The Hollywood career of Fritz Lang will be celebrated with two-week series at Film Forum (photo courtesy Photofest)
Film Forum
209 West Houston St.
January 28 – February 10
212-727-8110
www.filmforum.org
Following a spectacular career in Germany that included such masterful films as DR. MABUSE, THE GAMBLER (1922), DIE NIBELUNGEN (1924), METROPOLIS (1927), and M (1931), Viennese director Friedrich Christian Anton “Fritz” Lang was beckoned to Hollywood, where he continued making high-quality works, primarily in the noir crime genre. Film Forum will be honoring his impressive transition to American cinema with a two-week, twenty-two-film retrospective of his complete Hollywood canon, featuring many of the silver screen’s greatest, from Spencer Tracy, Broderick Crawford, and Lee Marvin to Sylvia Sidney, Rhonda Fleming, and Marilyn Monroe, as well as Gary Cooper, Marlene Dietrich, Henry Fonda, Barbara Stanwyck, Ray Milland, George Sanders, and Anne Baxter. The series begins January 28-29 with a double feature of THE BIG HEAT (1953) and HUMAN DESIRE (1954), both starring Glenn Ford and Gloria Grahame, and includes such other great twin bills as THE WOMAN IN THE WINDOW (1944) and SCARLET STREET (1945) on January 30, MINISTRY OF FEAR (1944) and MAN HUNT (1941) on February 4-5, and CLASH BY NIGHT (1952) and RANCHO NOTORIOUS (1952) on February 6-7.

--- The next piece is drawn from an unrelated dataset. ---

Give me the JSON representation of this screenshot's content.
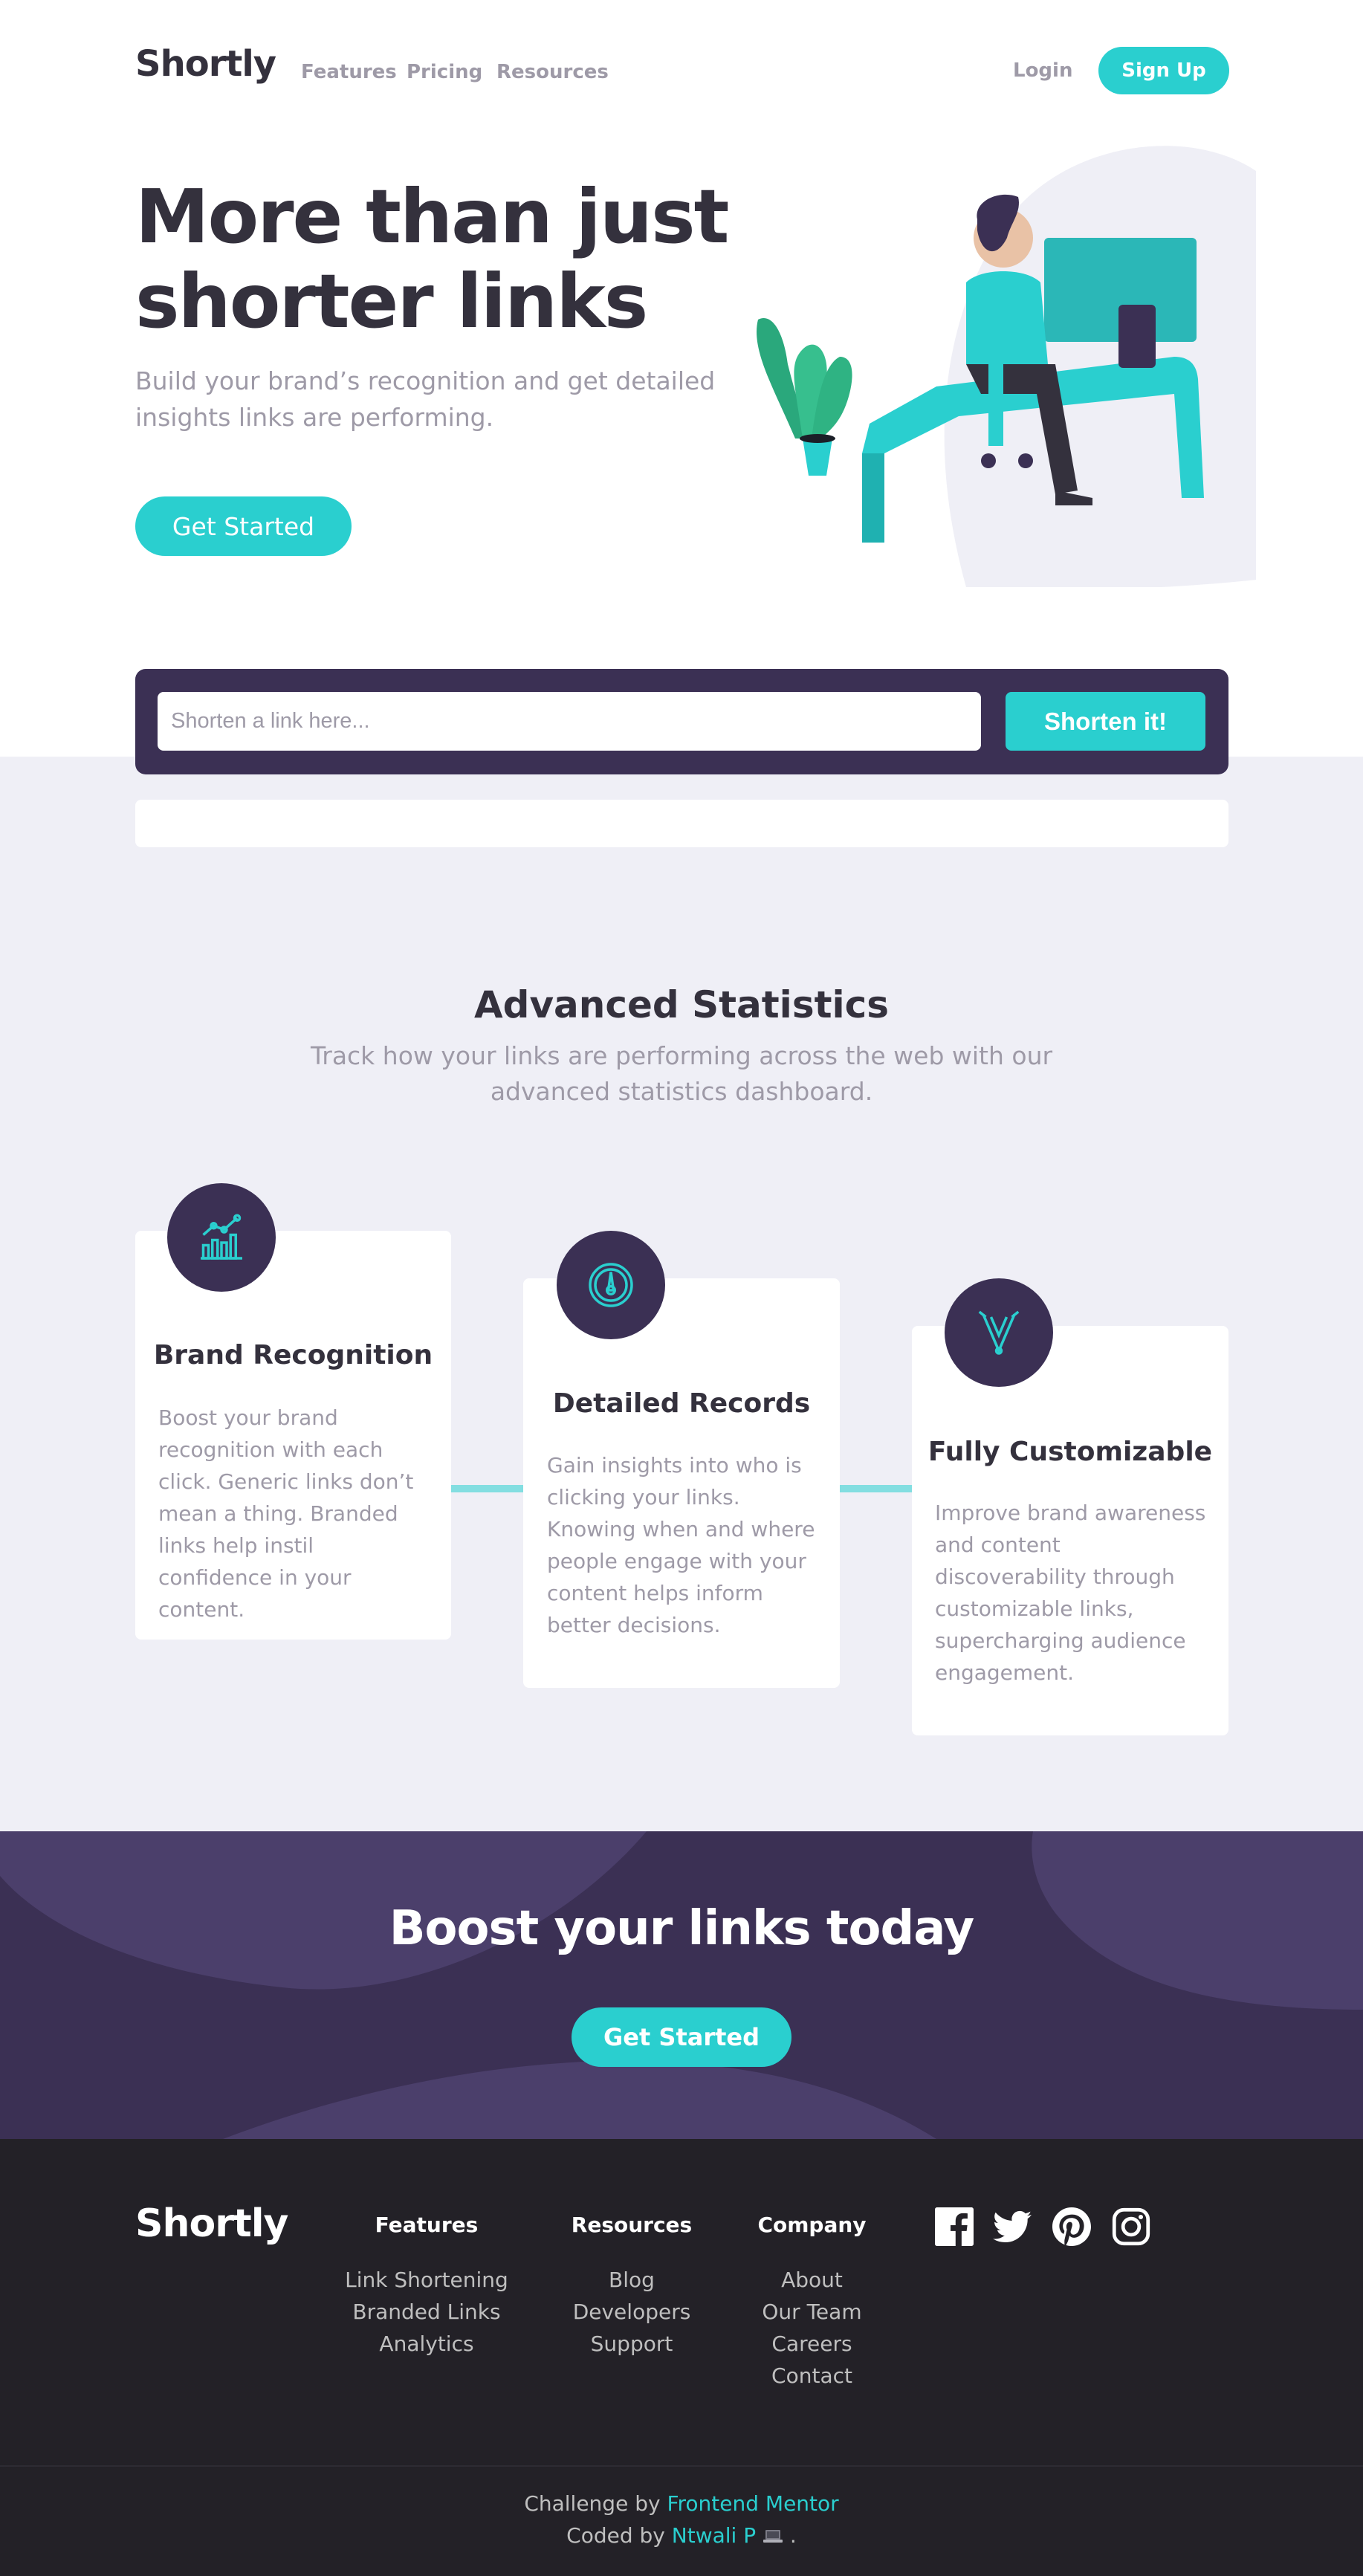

Femme fatale Joan Bennett gets her claws into meek amateur painter Edward G. Robinson in Fritz Lang’s psychological film noir SCARLET STREET (courtesy Photofest)
SCARLET STREET (Fritz Lang, 1945)
Sunday, January 30, 3:25, 7:20
Director Fritz Lang and screenwriter Dudley Nichols’s adaptation of Jean Renoir’s 1931 LA CHIENNE, based on the novel by Georges de La Fouchardière, is a transplanted German street film moved to New York City. Edward G. Robinson stars as Christopher Cross, one of the all-time-great saps in the history of cinema. A henpecked cashier at a large clothing store where he has just been given his twenty-five-year gold watch, Cross instantly falls in love with a floozy he meets on a rainy night, Kitty March (Joan Bennett), who is soon conspiring with her sleazy boyfriend, Johnny (Dan Duryea), to bilk Cross, thinking that he is a wealthy painter whose canvases go for upwards of fifty grand apiece. Meanwhile, Cross continues to think that Kitty is a good girl who will marry him if he were free. But as Chris’s suspicions about Johnny grow, so does the tension, leading to a classic noir finale. Filmed on Hollywood sets designed to resemble Greenwich Village and Brooklyn, SCARLET STREET is a dark, somber psychological thriller built around a mark and a femme fatale, reminiscent of Josef von Sternberg’s 1930 tale THE BLUE ANGEL, in which Emil Jannings is willing to sacrifice everything for Marlene Dietrich. Robinson, so good at playing tough gangsters, shows a surprisingly vulnerable, tender side as Cross, who refuses to see the truth staring him in the face, just as his paintings lack proper perspective. Duryea has a field day as Johnny, while Bennett is appropriately shady as the deceitful moll. SCARLET STREET is screening at Film Forum on January 30 as part of a double feature with Lang’s THE WOMAN IN THE WINDOW, which also involves Robinson, Bennett, and Duryea caught up in a sordid story of art, blackmail, and other grim pursuits.